BMW and Solid Power, a battery developer in the US, have announced the strengthening of an existing partnership that will provide the automaker with a research and development license to the firm's all-state cell design and manufacturing knowledge.
The newly-defined relationship will see BMW reproduce Solid Power's pilot assembly lines at a German facility to manufacture prototype cells based on the battery developer's proprietary technology. BMW employees will work closely with Solid Power to advance these manufacturing processes.
As part of the deal, the German automaker will pay Solid Power $20 million to gain access to the battery technology.

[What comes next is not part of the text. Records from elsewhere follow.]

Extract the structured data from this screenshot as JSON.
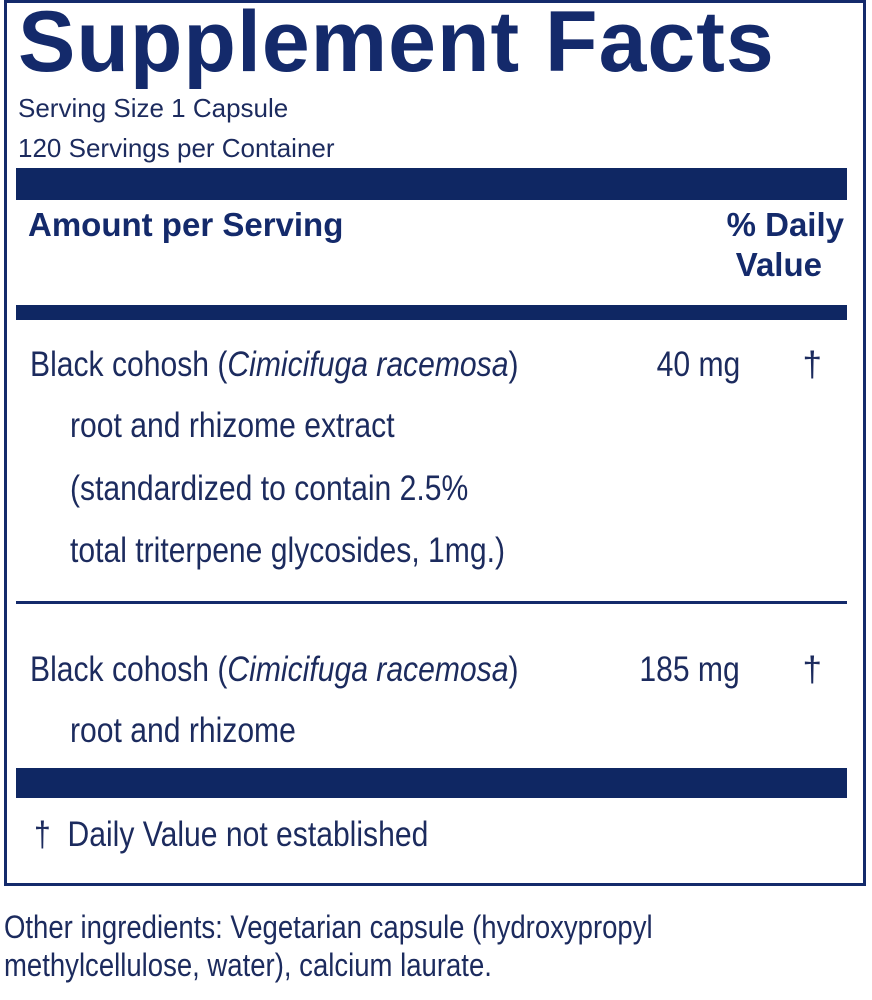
{
  "label": {
    "title": "Supplement Facts",
    "serving_size": "Serving Size 1 Capsule",
    "servings_per_container": "120 Servings per Container",
    "header": {
      "amount": "Amount per Serving",
      "dv_line1": "% Daily",
      "dv_line2": "Value"
    },
    "rows": [
      {
        "name": "Black cohosh (",
        "latin": "Cimicifuga racemosa",
        "name_end": ")",
        "amount": "40 mg",
        "dv": "†",
        "details": [
          "root and rhizome extract",
          "(standardized to contain 2.5%",
          "total triterpene glycosides, 1mg.)"
        ]
      },
      {
        "name": "Black cohosh (",
        "latin": "Cimicifuga racemosa",
        "name_end": ")",
        "amount": "185 mg",
        "dv": "†",
        "details": [
          "root and rhizome"
        ]
      }
    ],
    "footnote": "†  Daily Value not established"
  },
  "other_ingredients": {
    "line1": "Other ingredients: Vegetarian capsule (hydroxypropyl",
    "line2": "methylcellulose, water), calcium laurate."
  },
  "colors": {
    "navy": "#142a6b",
    "text": "#1c2b5e"
  }
}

The battery company is keen to point out that the Joint Development Agreement only includes sharing intellectual property pertaining to solid-state electrode and cell manufacturing technologies, not electrolyte materials.
"BMW remains committed to the pursuit of all-solid-state batteries, a technology which we believe has significant potential for the future," said the company's Frank Weber. "We look forward to working even more closely with Solid Power and adding the capability to produce solid-state cells based on Solid Power's designs at our own pilot facility."

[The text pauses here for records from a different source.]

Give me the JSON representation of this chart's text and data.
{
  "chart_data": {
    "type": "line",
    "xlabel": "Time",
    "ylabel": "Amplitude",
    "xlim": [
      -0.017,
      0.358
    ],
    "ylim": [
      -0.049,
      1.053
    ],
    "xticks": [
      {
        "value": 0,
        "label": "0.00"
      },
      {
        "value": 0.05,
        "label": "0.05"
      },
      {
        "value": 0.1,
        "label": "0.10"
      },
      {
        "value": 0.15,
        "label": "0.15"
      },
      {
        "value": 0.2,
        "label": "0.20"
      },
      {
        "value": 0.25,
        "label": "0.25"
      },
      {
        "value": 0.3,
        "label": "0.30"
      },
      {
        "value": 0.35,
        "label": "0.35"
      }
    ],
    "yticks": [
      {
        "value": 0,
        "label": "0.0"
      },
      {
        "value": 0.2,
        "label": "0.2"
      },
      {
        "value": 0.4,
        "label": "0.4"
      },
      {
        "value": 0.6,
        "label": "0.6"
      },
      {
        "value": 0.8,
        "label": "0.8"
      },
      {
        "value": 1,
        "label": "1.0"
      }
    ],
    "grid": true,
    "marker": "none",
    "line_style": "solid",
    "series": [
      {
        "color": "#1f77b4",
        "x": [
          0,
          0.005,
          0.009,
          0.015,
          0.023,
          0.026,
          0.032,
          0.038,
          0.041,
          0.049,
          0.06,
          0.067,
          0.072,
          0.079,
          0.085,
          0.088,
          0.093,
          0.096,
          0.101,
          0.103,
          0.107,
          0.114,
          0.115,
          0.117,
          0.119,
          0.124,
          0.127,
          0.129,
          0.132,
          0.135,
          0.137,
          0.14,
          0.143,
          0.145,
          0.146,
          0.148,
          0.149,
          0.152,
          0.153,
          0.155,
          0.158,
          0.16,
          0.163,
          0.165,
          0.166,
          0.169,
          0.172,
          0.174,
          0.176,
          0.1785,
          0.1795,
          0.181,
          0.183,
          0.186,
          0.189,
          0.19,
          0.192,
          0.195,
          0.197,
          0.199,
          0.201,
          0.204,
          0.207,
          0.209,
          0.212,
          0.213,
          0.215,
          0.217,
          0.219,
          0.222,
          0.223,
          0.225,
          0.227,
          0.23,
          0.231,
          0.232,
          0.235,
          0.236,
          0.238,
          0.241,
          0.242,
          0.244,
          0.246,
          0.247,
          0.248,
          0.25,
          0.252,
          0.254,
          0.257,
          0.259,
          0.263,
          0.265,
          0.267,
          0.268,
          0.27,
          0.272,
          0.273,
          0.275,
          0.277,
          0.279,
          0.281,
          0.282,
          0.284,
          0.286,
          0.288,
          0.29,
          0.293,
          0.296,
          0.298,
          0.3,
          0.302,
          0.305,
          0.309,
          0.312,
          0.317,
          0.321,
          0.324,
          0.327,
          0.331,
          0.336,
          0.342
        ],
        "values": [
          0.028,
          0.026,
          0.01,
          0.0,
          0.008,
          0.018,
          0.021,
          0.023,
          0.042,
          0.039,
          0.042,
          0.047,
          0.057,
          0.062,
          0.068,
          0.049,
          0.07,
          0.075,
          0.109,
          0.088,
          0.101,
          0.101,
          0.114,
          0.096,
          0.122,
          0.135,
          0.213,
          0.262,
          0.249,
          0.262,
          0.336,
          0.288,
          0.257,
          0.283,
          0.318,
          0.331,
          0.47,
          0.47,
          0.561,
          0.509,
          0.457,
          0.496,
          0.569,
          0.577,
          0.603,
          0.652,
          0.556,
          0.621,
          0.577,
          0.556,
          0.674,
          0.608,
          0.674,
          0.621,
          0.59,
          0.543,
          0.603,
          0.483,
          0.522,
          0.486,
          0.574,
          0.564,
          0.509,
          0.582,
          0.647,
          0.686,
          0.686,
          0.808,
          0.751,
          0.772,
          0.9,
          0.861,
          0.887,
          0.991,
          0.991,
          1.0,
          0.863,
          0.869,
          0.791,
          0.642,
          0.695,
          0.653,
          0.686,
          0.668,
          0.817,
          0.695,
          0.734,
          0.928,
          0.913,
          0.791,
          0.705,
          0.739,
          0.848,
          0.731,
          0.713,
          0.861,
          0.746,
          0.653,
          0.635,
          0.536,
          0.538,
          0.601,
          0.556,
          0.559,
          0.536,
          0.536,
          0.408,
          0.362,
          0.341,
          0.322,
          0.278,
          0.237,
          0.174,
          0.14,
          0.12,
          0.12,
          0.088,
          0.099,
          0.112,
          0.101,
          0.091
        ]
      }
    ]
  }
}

BMW, which already builds premium EVs like the iX SUV and i7 luxury sedan, is betting big on solid-state technology for future electric vehicles. As soon as the experimental production line has been implemented, Solid Power has said it will supply electrolyte material for prototype cell manufacturing.
"Over the past several months, we began delivering 20 Ah cells to our partners, including BMW, for initial testing and commenced production of our initial EV cells. We look forward to bringing our electrolyte manufacturing facility online and commencing the formal automotive qualification process," remarked Solid Power Interim CEO David Jansen.
Solid Power's battery technology relies on a sulfide-based solid electrolyte. This is considered to be far safer than a comparable lithium-ion battery, as the solid material is less likely to overheat or catch fire.
Even though BMW is forging ahead in the solid-state battery field, the German premium brand recently introduced a sixth-generation version of its lithium-ion cells. The automaker made some big claims about the new setup; not only does it afford 20% quicker charging speeds, but increases range and cuts C02 emissions in the production stage.
Importantly, the production costs have essentially been sliced in half. Hopefully, these savings will be passed on to the customer and make for more affordable electric cars. The marque says the batteries have been designed for the upcoming Neue Klasse platform and will play a key role in the structure of future vehicles.
These new cells, similar to Tesla's 4680 batteries, will be constructed by external firms.
This isn't the first time BMW has invested heavily to further its EV ambitions. In September 2021, CEO Oliver Zipse said the automaker had spent nearly $24 billion to secure batteries for existing products. "We're following the market. The first half has shown that we're growing and gaining market share. We're right in the middle of electrification," said the chief executive at the time.
Like Toyota, the German premium brand is taking a unique approach to electrification. While it will offer a range of battery-powered cars in the near future, Zipse has openly spoken out against an outright ban on ICE-powered cars and believes there's still a market for them. Elsewhere, BMW continues to work with hydrogen technology and recently started producing the iX5 SUV in small batches.